I thought of a good way to do this type of thing. xyz/Y are linear so: We could create a function/bunch of functions, for base spectrum -- say one for each ROYGBIV, a few temperatures of black body, few gaussians in IR/radio/UV Then calculate a cache for each of these for different doppler values (say 30 each) of xyz or xyzY vectors, call it M. Then an object can have different spectra with different intensities I all we have to do is find the vector M1_I1 + M2_I2 .... then do our normalization and convert to RGB step. Finally Y can be used for Lum. Side-benefit: Gives easy handling for headlight effect. Also we'd have to fix up black body to do a change of variable rather than multiplying the temperature.

Schroedingers-Hat commented 12 years ago

Individual wavelengths are slightly off their true colour. I would suspect the modifications I made to unlock the brightness, although I cannot think of how they would modify the hue. @capnrefsmmat Other suspects include an off by one error in your arrays, are you able to check this out? Although it's a touch more than 5nm. Edit: Odd, ramping up the brightness even further appears to fix it somewhat.
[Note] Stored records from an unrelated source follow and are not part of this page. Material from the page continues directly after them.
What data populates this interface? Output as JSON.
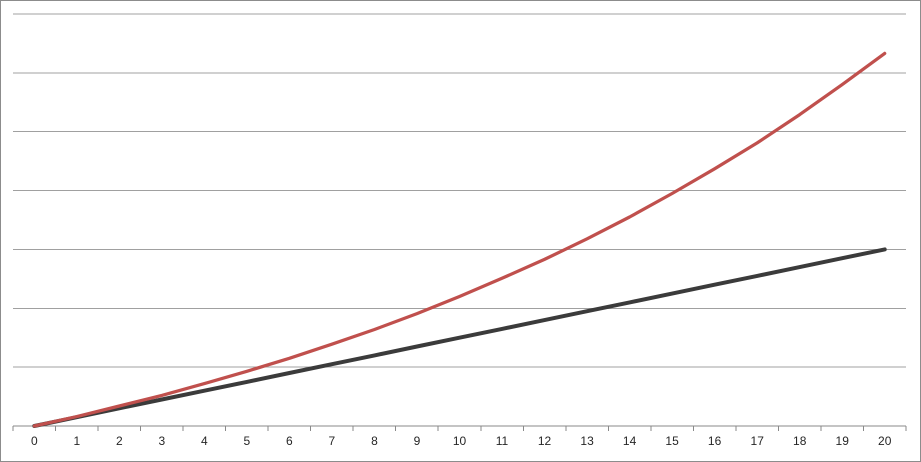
{
  "chart_data": {
    "type": "line",
    "title": "",
    "xlabel": "",
    "ylabel": "",
    "legend_position": "none",
    "grid": "horizontal",
    "y_unit": "gridline-intervals (no y-axis labels visible)",
    "ylim": [
      0,
      7.24
    ],
    "gridlines_y": [
      1,
      2,
      3,
      4,
      5,
      6,
      7
    ],
    "x": [
      0,
      1,
      2,
      3,
      4,
      5,
      6,
      7,
      8,
      9,
      10,
      11,
      12,
      13,
      14,
      15,
      16,
      17,
      18,
      19,
      20
    ],
    "x_tick_labels": [
      "0",
      "1",
      "2",
      "3",
      "4",
      "5",
      "6",
      "7",
      "8",
      "9",
      "10",
      "11",
      "12",
      "13",
      "14",
      "15",
      "16",
      "17",
      "18",
      "19",
      "20"
    ],
    "series": [
      {
        "name": "linear-black-line",
        "color": "#3b3b3b",
        "stroke_width": 4,
        "values": [
          0,
          0.15,
          0.3,
          0.45,
          0.6,
          0.75,
          0.9,
          1.05,
          1.2,
          1.35,
          1.5,
          1.65,
          1.8,
          1.95,
          2.1,
          2.25,
          2.4,
          2.55,
          2.7,
          2.85,
          3.0
        ]
      },
      {
        "name": "compound-red-curve",
        "color": "#c0504d",
        "stroke_width": 3.25,
        "values": [
          0,
          0.16,
          0.34,
          0.52,
          0.72,
          0.93,
          1.15,
          1.39,
          1.64,
          1.91,
          2.2,
          2.51,
          2.83,
          3.18,
          3.55,
          3.95,
          4.37,
          4.81,
          5.29,
          5.8,
          6.33
        ]
      }
    ],
    "colors": {
      "background": "#ffffff",
      "chart_border": "#8c8c8c",
      "gridline": "#a0a0a0",
      "axis_line": "#898989",
      "tick_label": "#262626"
    }
  }
}
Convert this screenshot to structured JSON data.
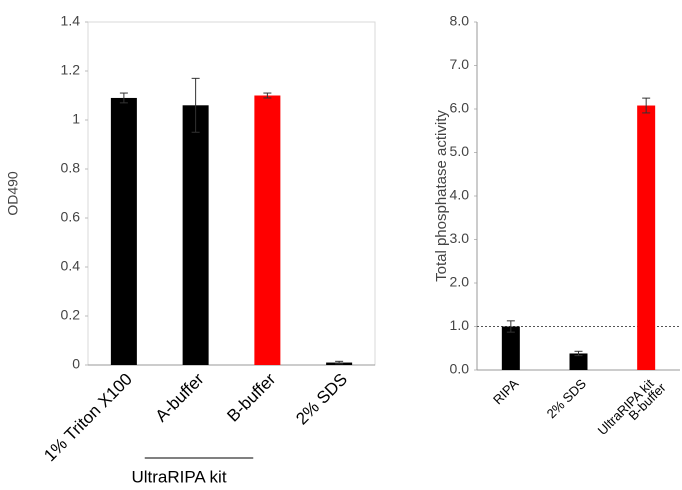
{
  "chart_data": [
    {
      "type": "bar",
      "y_label": "OD490",
      "categories": [
        "1% Triton X100",
        "A-buffer",
        "B-buffer",
        "2% SDS"
      ],
      "values": [
        1.09,
        1.06,
        1.1,
        0.01
      ],
      "errors": [
        0.02,
        0.11,
        0.01,
        0.005
      ],
      "colors": [
        "#000000",
        "#000000",
        "#ff0000",
        "#000000"
      ],
      "ylim": [
        0,
        1.4
      ],
      "yticks": [
        0,
        0.2,
        0.4,
        0.6,
        0.8,
        1,
        1.2,
        1.4
      ],
      "group_label": "UltraRIPA kit"
    },
    {
      "type": "bar",
      "y_label": "Total phosphatase activity",
      "categories": [
        "RIPA",
        "2% SDS",
        [
          "UltraRIPA kit",
          "B-buffer"
        ]
      ],
      "values": [
        1.0,
        0.38,
        6.08
      ],
      "errors": [
        0.13,
        0.05,
        0.17
      ],
      "colors": [
        "#000000",
        "#000000",
        "#ff0000"
      ],
      "ylim": [
        0,
        8
      ],
      "yticks": [
        {
          "value": 0,
          "label": "0.0"
        },
        {
          "value": 1,
          "label": "1.0"
        },
        {
          "value": 2,
          "label": "2.0"
        },
        {
          "value": 3,
          "label": "3.0"
        },
        {
          "value": 4,
          "label": "4.0"
        },
        {
          "value": 5,
          "label": "5.0"
        },
        {
          "value": 6,
          "label": "6.0"
        },
        {
          "value": 7,
          "label": "7.0"
        },
        {
          "value": 8,
          "label": "8.0"
        }
      ],
      "ref_line": 1
    }
  ]
}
I think it may be attributable to the non-linearity of RGB along with the rather extreme levels of Gamma I used to fit in the dynamic range we're seeing.

capnrefsmmat commented 12 years ago

Also worth noting that "true color" is a misnomer, since the conversion to RGB is based on estimates of the sensitivity of the different color receptors in the eye. Anyone who uses different estimates will give a different RGB value for a given wavelength.

capnrefsmmat commented 12 years ago

Heh. Doppler-shifting photons causes a few problems -- Greedo's laser pulse in the second step of the Han and Greedo demo is invisible, since it's redshifted too far. We'll have to tweak wavelengths to keep it visible.

Schroedingers-Hat commented 12 years ago

or make it a toggle-able setting? I don't think it's appropriate all the time anyway re. true colour, most people point to roughly the same place in the rainbow when you ask which bit is yellow/orange. Before I fiddled with the brightness those wavelengths more orange/red (ie. error was more than variance)

capnrefsmmat commented 12 years ago

or make it a toggle-able setting? I don't think it's appropriate all the time anyway

Definitely. It looks like this'll be a common problem, because several demos suffer from it. Han and Greedo just goes at 0.3c, so it doesn't take high velocities to cause it.

We might use the existing showDoppler switch for this. Seems easy enough.

Schroedingers-Hat commented 12 years ago

You can get a little wiggle room by using green rather than red. Or at least a green-er red. There's not much visible spectrum past 680nm

Schroedingers-Hat commented 12 years ago

-_- Just realised all we have to do for monochromatic light is multiply by the relevant value of CIE_COLOR_MATCH and we're done (for XYZ space at least).